He shook hands with Lyman and they parted friends. Shortly after Sawyer went out, Warren came running into the room. "Old Billy Fate is trying himself," he cried. "What do you think has happened? That fellow Sawyer has subscribed for fifty copies of the paper, for one year, and has paid for them in advance. He has put down uncles, aunts, cousins--but there's one thing about it I don't like. That fellow Jerry, Nancy's cousin, is a sort of tenth rate cousin to Sawyer, and he has put him down. Jerry Dabbs. Think of that poor girl becoming Nancy Dabbs. There ought to be a law against such outrages. And now he'll read your stuff and commit the odd phrases to memory and give them to her. I don't see how I can keep away from there for a week.

I'm going out there Friday. Well, after all, I guess it was better that you didn't drown that fellow. Fifty subscribers are not picked up every day. I don't know but sometimes it pays to let revenge go."

"It pays the heart," Lyman replied. "Did you ever think that when the heart was paid the whole world is out of debt?"

"I never thought of it, but I guess you are right. I met the express agent this morning and he tipped his hat to me. And it's all owing to you. Everybody is talking about you. Where are you going?" he asked as Lyman got up.

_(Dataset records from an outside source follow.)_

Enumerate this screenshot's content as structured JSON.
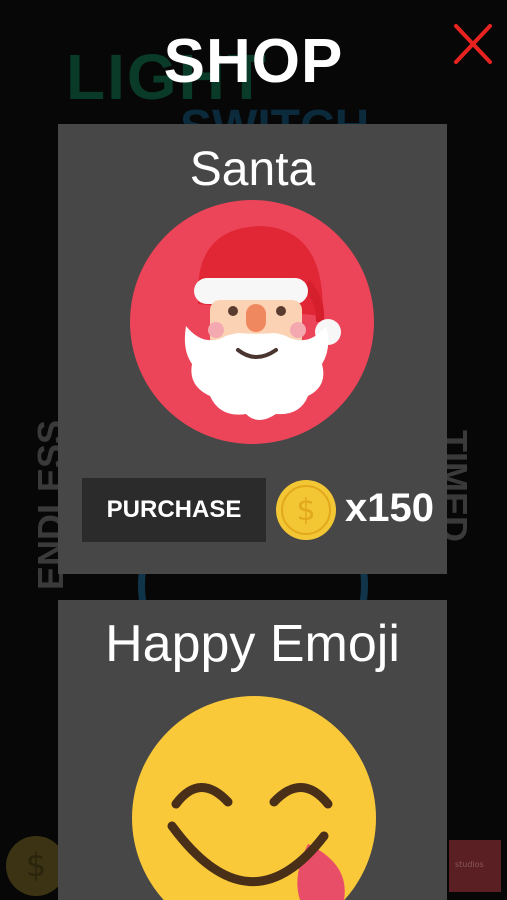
{
  "background": {
    "mode_left": "ENDLESS",
    "mode_right": "TIMED"
  },
  "shop": {
    "title": "SHOP",
    "close_label": "X"
  },
  "items": [
    {
      "name": "Santa",
      "icon": "santa-icon",
      "purchase_label": "PURCHASE",
      "price": "x150",
      "currency_icon": "coin-icon"
    },
    {
      "name": "Happy Emoji",
      "icon": "happy-emoji-icon"
    }
  ],
  "colors": {
    "card": "#474747",
    "button": "#2b2b2b",
    "santa_circle": "#ec4458",
    "coin": "#f3c634",
    "close": "#e8231f"
  }
}
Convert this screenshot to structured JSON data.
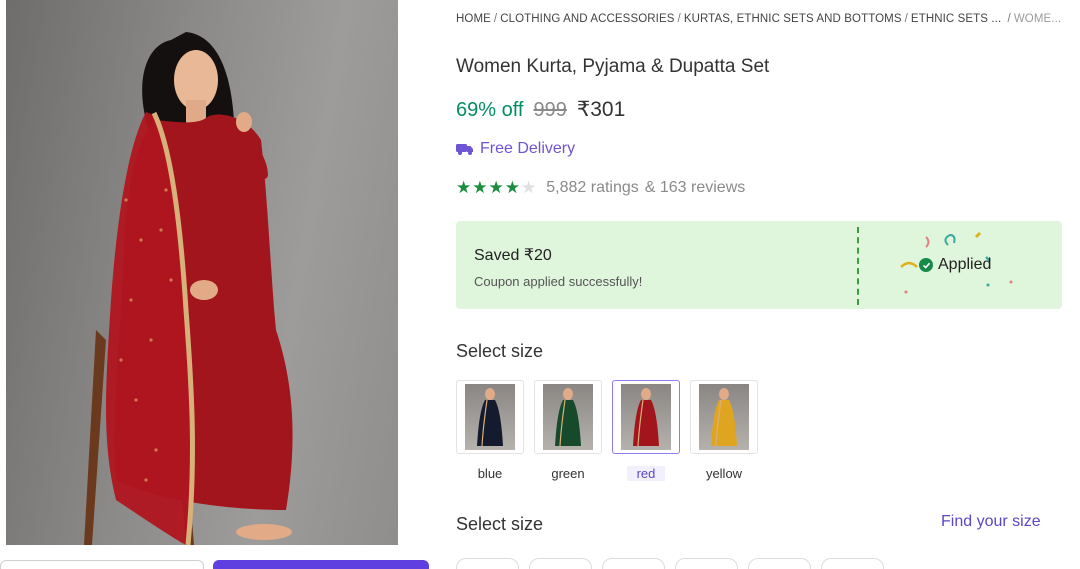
{
  "breadcrumb": [
    {
      "label": "HOME"
    },
    {
      "label": "CLOTHING AND ACCESSORIES"
    },
    {
      "label": "KURTAS, ETHNIC SETS AND BOTTOMS"
    },
    {
      "label": "ETHNIC SETS ..."
    },
    {
      "label": "WOME..."
    }
  ],
  "product": {
    "title": "Women Kurta, Pyjama & Dupatta Set",
    "discount": "69% off",
    "mrp": "999",
    "price": "₹301",
    "delivery": "Free Delivery",
    "rating_value": 4,
    "rating_max": 5,
    "ratings": "5,882 ratings",
    "reviews": "& 163 reviews"
  },
  "coupon": {
    "saved": "Saved ₹20",
    "message": "Coupon applied successfully!",
    "status": "Applied"
  },
  "color_section": {
    "title": "Select size",
    "options": [
      {
        "label": "blue",
        "selected": false,
        "dress_color": "#151b2e"
      },
      {
        "label": "green",
        "selected": false,
        "dress_color": "#164a2a"
      },
      {
        "label": "red",
        "selected": true,
        "dress_color": "#a3151c"
      },
      {
        "label": "yellow",
        "selected": false,
        "dress_color": "#e0a520"
      }
    ]
  },
  "size_section": {
    "title": "Select size",
    "find_size": "Find your size"
  },
  "colors": {
    "accent": "#5a48c8",
    "discount": "#038d63",
    "coupon_bg": "#dff6dd",
    "star": "#1c8c3e"
  }
}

"One day, while walking about aimlessly," said Lyman, "I stopped in front of a house down the street not far from here, and saw a boy digging in the yard. At the window I saw the pale face of a man. He lay there to catch the last rays of the world, slowly fanning himself.

I asked the boy what he was doing and he said that he was digging a grave for his father. The pale face at the window haunted me. I made inquiry and found that a very poor family inhabited the house, and I have called there several times to talk with the man. I am going there now."

"I know, he's a fellow named Hillit. He's got consumption. I send him the paper free. Give him my regards, please, and tell him that I have put him down as a life subscriber."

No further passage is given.